Observability tools like those mentioned above can be integrated with NVIDIA DCGM (Data Center GPU Manager). This allows you to track key inference performance metrics such as cache hit rate, cache hit duration, inference queuing duration, and inference success rate, along with GPU ops and performance metrics like GPU utilization, power consumption, and memory usage. When comparing against cost, you can then trend the cost of inference against these metrics, and assess the benefits of autoscaling, cost sensitivity to lower latency, or other measures you can use to manage costs and performance. You can merge this data with your billing data and then you’ll have not just a cost per inference, but an average cost per inference at varying levels of performance.
Developing Unit Costs
To really focus on this, you can create a cost per successful inference microsecond, or expand it up to a full second to get the numbers out of tiny decimals, or at least milliseconds (thousandths of a second) like I’ve done below, even though NVIDIA Triton reports out microseconds (millionths of second). You can then break that down by input, output, inference, and queuing. Triton reports cache metrics separately, but you can expand the analysis to include the cost of a cache hit vs. a cache miss. The next step is to assess how to amortize the cost of the GPUs. For simplicity, it can make sense to divide the system cost over GPU time. The added steps of amortizing memory, storage, and network might not be worth it, but that can be assessed on a case-by-case basis. And this still allows you to compare costs for single precision to mixed precision or to compare FP32 to INT8. Therefore, the summary cost analysis could look something like this:
One factor to keep in mind is that observability costs are typically 15-30% of any cloud bill, and they charge for custom metrics. Therefore, there’s no need to go overboard importing every Triton data point into your observability tool unless they deliver some value of managing or optimizing costs.

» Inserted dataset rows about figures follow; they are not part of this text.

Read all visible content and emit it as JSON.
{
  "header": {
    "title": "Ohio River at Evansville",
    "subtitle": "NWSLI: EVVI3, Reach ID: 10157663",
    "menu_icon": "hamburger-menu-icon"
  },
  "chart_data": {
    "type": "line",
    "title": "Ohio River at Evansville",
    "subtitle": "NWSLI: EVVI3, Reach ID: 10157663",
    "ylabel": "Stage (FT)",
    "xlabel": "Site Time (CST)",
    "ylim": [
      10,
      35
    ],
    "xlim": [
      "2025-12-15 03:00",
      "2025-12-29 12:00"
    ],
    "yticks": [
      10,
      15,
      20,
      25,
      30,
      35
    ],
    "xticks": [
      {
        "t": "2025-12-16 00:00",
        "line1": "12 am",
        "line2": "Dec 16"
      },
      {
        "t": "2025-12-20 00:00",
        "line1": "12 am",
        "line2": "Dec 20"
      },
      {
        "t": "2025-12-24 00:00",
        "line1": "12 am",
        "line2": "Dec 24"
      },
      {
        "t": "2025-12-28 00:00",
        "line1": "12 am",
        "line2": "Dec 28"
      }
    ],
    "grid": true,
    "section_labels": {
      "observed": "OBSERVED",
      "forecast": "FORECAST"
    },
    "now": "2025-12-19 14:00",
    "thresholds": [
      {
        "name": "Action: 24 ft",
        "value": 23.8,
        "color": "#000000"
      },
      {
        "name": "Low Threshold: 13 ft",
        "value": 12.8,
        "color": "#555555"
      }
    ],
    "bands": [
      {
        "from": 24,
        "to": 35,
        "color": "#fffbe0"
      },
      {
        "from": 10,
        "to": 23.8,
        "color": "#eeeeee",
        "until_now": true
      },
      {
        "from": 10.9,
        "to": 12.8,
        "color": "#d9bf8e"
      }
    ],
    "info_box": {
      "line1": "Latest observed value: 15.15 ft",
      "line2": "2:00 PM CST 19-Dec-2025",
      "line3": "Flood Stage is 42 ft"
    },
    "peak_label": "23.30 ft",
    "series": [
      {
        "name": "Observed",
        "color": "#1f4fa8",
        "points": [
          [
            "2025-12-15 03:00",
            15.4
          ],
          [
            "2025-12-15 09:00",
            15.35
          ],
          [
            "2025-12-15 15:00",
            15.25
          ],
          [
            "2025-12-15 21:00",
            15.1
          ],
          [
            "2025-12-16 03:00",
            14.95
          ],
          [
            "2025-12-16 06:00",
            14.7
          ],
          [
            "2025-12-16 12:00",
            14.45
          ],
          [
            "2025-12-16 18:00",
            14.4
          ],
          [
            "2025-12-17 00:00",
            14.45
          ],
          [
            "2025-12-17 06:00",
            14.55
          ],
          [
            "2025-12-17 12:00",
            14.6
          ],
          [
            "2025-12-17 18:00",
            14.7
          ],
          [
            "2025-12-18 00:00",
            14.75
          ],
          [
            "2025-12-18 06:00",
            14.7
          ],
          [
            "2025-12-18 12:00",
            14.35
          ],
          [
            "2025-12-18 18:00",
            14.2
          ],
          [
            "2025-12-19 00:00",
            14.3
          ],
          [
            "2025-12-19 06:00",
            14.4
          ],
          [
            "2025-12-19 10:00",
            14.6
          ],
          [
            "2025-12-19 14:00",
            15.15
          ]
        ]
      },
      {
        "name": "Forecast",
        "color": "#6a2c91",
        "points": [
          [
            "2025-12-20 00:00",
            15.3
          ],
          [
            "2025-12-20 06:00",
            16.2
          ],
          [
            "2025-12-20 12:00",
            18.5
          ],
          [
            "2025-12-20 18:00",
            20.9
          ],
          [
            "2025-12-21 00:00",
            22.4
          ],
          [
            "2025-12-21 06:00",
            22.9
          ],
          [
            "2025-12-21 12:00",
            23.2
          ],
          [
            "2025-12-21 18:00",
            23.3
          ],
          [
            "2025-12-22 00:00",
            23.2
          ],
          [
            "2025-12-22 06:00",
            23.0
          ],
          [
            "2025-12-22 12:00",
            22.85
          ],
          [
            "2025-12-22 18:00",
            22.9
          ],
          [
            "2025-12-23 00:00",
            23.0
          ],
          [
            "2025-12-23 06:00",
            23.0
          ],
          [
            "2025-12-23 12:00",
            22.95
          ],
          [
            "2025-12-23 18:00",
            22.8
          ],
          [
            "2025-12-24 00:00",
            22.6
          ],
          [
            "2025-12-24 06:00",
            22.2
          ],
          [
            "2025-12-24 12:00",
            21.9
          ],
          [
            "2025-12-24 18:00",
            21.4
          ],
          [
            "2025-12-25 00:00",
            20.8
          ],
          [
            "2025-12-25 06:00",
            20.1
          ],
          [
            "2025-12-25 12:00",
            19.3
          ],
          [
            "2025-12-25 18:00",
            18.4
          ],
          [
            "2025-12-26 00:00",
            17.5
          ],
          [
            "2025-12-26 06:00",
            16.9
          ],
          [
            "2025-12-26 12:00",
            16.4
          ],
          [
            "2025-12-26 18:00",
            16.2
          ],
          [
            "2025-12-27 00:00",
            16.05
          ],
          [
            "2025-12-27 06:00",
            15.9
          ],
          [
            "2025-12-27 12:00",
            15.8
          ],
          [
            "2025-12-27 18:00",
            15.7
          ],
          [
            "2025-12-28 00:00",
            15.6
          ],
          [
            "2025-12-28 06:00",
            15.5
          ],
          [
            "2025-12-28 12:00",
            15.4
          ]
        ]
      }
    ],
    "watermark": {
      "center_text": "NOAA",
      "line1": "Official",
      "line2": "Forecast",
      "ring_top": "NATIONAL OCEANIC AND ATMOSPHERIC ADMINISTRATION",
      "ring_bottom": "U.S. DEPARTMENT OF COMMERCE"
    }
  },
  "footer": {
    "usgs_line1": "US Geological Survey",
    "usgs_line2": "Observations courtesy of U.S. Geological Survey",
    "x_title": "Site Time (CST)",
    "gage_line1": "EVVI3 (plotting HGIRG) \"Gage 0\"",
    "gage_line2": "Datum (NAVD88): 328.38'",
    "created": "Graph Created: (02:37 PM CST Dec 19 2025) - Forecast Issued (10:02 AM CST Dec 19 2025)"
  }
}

Another point to be wary of is overgeneralizing power and space costs. If you’re including them, do so on a basis that includes cost per kWh for metered power, and a cost per kW for lease costs, or for depreciation if it’s an owned facility. Labor costs should be minimal, especially for inference. When the objective is to optimize inference, you can create misleading distortions if you try to throw in data preprocessing, training, or human annotation costs.
Conclusion
By aligning compute time with system costs and inference resource consumption, you can develop a cost per inference that provides a trackable summary measure, along with component costs to help monitor and optimize model deployments. Moreover, these can then be put into a time series to measure cost trends, and to develop strategies to reduce costs, latency, or both as model usage grows.